Post by plenz on Tue Jun 07, 2016 10:27 am

Chasmar wrote:“The Nashville Chapter of BLM has this policy in place to center the voices and experiences of people of color that have historically been excluded or segregated within supposedly public spaces,” a statement from the organization reads, The Tennessean reported.

I can see the need of the BLM movement to stress the importance of the organization's mission to "center the voices and experience of people of color" that historically were excluded/segregated from the very spaces they now seek to occupy for protests/meetings. However, I also feel that the organization itself centers these voices by virtue of its existence. Without a BLM-type organization discussions over police brutality and the needs of the black community would be far less visible and even less likely to be covered by the press or addressed by public figures.

It is a very tricky position for the library. In reading this story, I immediately recalled the choice of the Enoch Pratt Free Library (EPFL) in Baltimore to remain open during the riots following the funeral services of Freddie Gray. The role of the library in a situation such as this is not crystal clear. In making the choice to act as a shelter (not intentionally) and provide food for residents, among other things, the EPFL did in fact become a "safe place".

On the other hand, I can see the Nashville Public Library's effort to avoid conflict by deciding to not allow BLM to hold what's being referred to as a "blacks-only" (not by BLM, but members of the public) at their library in citing their anti-discrimination policy as a choice motivated by good intentions. I say that because if they were to have allowed the meeting, who's to say a certain group with a history of racially motivated violence would not have approached the library citing this very meeting as proof of their right to exclude people of color.

However, BLM makes a valid point in stating that the meeting was not only for black people, but also open to non-white people of color. I think the intentions of BLM was to avoid a situation where opposers of the group could create a situation in which supporters of BLM felt unsafe, and they believed the library to be a place where they could do just that.  

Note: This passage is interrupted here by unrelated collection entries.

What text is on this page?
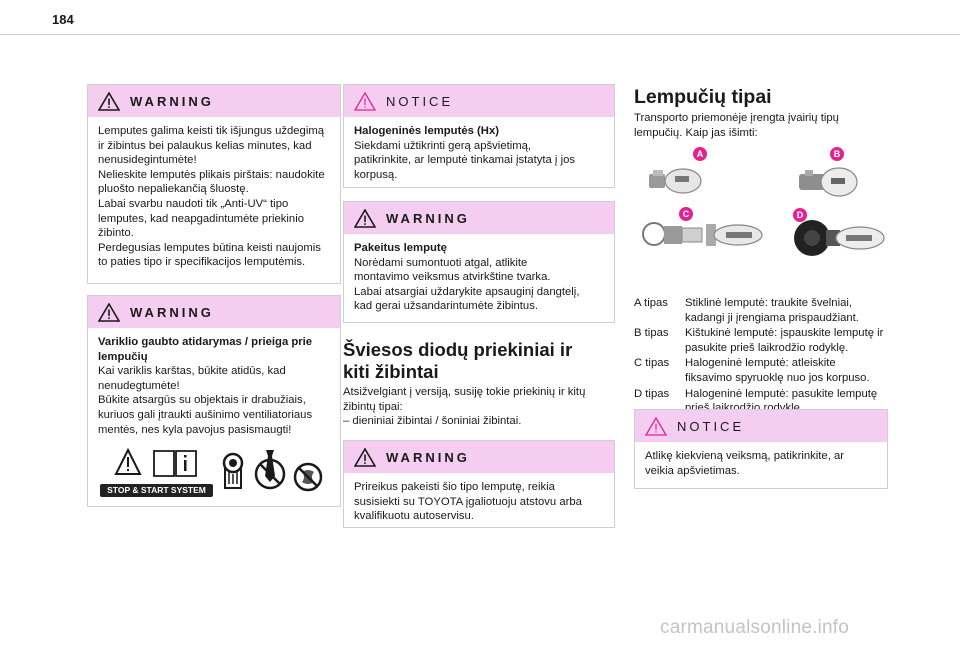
184
WARNING

Lemputes galima keisti tik išjungus uždegimą

ir žibintus bei palaukus kelias minutes, kad

nenusidegintumėte!

Nelieskite lemputės plikais pirštais: naudokite

pluošto nepaliekančią šluostę.

Labai svarbu naudoti tik „Anti-UV“ tipo

lemputes, kad neapgadintumėte priekinio

žibinto.

Perdegusias lemputes būtina keisti naujomis

to paties tipo ir specifikacijos lemputėmis.

WARNING

Variklio gaubto atidarymas / prieiga prie

lempučių

Kai variklis karštas, būkite atidūs, kad

nenudegtumėte!

Būkite atsargūs su objektais ir drabužiais,

kuriuos gali įtraukti aušinimo ventiliatoriaus

mentės, nes kyla pavojus pasismaugti!

STOP & START SYSTEM
NOTICE

Halogeninės lemputės (Hx)

Siekdami užtikrinti gerą apšvietimą,

patikrinkite, ar lemputė tinkamai įstatyta į jos

korpusą.

WARNING

Pakeitus lemputę

Norėdami sumontuoti atgal, atlikite

montavimo veiksmus atvirkštine tvarka.

Labai atsargiai uždarykite apsauginį dangtelį,

kad gerai užsandarintumėte žibintus.

Šviesos diodų priekiniai ir
kiti žibintai

Atsižvelgiant į versiją, susiję tokie priekinių ir kitų

žibintų tipai:

– dieniniai žibintai / šoniniai žibintai.

WARNING

Prireikus pakeisti šio tipo lemputę, reikia

susisiekti su TOYOTA įgaliotuoju atstovu arba

kvalifikuotu autoservisu.

Lempučių tipai

Transporto priemonėje įrengta įvairių tipų

lempučių. Kaip jas išimti:

A	B
C	D
A tipas	Stiklinė lemputė: traukite švelniai,
kadangi ji įrengiama prispaudžiant.
B tipas	Kištukinė lemputė: įspauskite lemputę ir
pasukite prieš laikrodžio rodyklę.
C tipas	Halogeninė lemputė: atleiskite
fiksavimo spyruoklę nuo jos korpuso.
D tipas	Halogeninė lemputė: pasukite lemputę
NOTICE

Atlikę kiekvieną veiksmą, patikrinkite, ar

veikia apšvietimas.

carmanualsonline.info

Library's create safe places for select members of the community all the time. Young adult programming targets teenagers who may have no other place to go after school or during the summer. Being at the library helps young people who feel unsafe avoid those very situations. They can attend YA programming at the neighborhood library and avoid any trouble they may encounter out on the street, at the local park, etc. The goal of such programming, whether stated outright or not, is to provide a safe place for young people. The major difference between this programming and providing space for meetings by local organizations, such as BLM, is that the type of "safety" the library is providing is now related to race and ethnicity instead of age.